Addio ad Azio Borghi, imprenditore generoso amante dello sport

Aveva 82 anni. È stato presidente della Sampolese Calcio. Aveva fondato l’azienda che ha il suo nome nel 1954

SAN POLO. Il paese piange Azio Borghi scomparso per malattia all’età di 82 anni. Nato a Casina nel 1939, ma cresciuto a San Polo, era uno tra i più noti imprenditori del paese: nel 1954 aveva fondato la sua azienda, la “Borghi Azio srl” che da più di 60 anni produce materiali certificati per la geotecnica.

È stato una figura importante per il paese, ha aiutato il prossimo non solo come volontario, ma anche tramite le sponsorizzazioni come per la polisportiva di San Polo della quale è stato uno dei fondatori. Non avevo ancora 15 anni Azio Borghi quando ho messo piede nella Borghi Gabbioni Spa – l’azienda di allora – e solo grazie alla sua tenacia e lavoro umile da un semplice operaio diventò un imprenditore.

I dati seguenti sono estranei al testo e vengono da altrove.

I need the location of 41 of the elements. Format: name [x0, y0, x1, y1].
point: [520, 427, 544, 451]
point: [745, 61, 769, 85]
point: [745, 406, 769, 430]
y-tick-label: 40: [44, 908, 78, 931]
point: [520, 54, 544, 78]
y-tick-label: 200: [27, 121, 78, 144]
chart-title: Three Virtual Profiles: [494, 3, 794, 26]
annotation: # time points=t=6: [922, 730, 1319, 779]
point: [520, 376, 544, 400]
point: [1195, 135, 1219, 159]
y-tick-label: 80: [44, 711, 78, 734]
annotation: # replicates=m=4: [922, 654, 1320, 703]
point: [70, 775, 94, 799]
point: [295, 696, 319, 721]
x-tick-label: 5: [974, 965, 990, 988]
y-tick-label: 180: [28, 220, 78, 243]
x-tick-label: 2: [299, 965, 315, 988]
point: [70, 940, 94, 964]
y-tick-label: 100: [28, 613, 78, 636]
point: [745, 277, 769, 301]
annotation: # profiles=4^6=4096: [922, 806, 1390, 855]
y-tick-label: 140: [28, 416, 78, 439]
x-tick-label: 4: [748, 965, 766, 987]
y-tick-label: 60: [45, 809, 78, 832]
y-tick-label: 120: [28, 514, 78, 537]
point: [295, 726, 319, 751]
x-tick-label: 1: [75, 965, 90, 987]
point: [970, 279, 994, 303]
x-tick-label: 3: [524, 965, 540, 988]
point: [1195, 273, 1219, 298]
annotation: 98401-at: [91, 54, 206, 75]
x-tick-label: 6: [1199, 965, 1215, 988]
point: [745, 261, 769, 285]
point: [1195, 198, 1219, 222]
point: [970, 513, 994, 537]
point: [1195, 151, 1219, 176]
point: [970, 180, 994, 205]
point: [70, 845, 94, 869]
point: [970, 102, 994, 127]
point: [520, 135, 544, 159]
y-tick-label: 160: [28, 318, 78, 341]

«Con la sua azienda ha dato lavoro a molte famiglie e a tanti ragazzi che d’estate lavoravano per pagarsi il motorino o le ferie estive» dicono di lui in paese. E c’è chi ricorda che diceva agli operai: «Quando non sai cosa fare, prendi la scopa e spazza». Nella vita di Azio Borghi non c’era solo il lavoro, ma anche l’amore per lo sport: per tantissimi anni ha ricoperto il ruolo di presidente della Sampolese Calcio e ha permesso a tanti giovani di praticare questo sport. Aveva un carattere socievole sopratutto con i più giovani, sempre moderno nel modo di porsi e nei discorsi sempre pacati ed educati. Amava le passeggiate all’aperto nella sua montagna e sopratutto girare in moto, cosa che ha fatto fino agli ultimi giorni. Lo ricorda anche il sindaco di San Polo, Franco Palù: «Conosco Azio Borghi dalla mia infanzia. Anche se di due generazioni distinte abbiamo sempre frequentato gli stessi ambienti del paese, dai tempi del bar Turismo. Ogni volta che ci incrociavamo, anche prima del mio incarico pubblico forse per stima reciproca, mi raccontava con calore le sue esperienze lavorative, mi raccontava accalorandosi delle lungaggini burocratiche che aveva subito nella sua carriera imprenditoriale, Azio pensava giustamente fossero il male nazionale assoluto, mi esponeva la sua visione dell’Italia e di come, a suo avviso, avrebbe dovuto essere per far esplodere il potenziale creativo del nostro paese. Tutto questo Azio me lo raccontava, chiamandomi per nome, sempre con il sorriso sulle labbra, mai fuori tono, era uno di quei rari casi di persona che non si lamenta, ti propone la soluzione. Perdere persone come Azio fa molto male».

Il funerale si terrà domani alle 14. Il corteo partirà dalla sua azienda fino al cimitero. Lascia la moglie Jolanda, i figli Roberta e Massimo.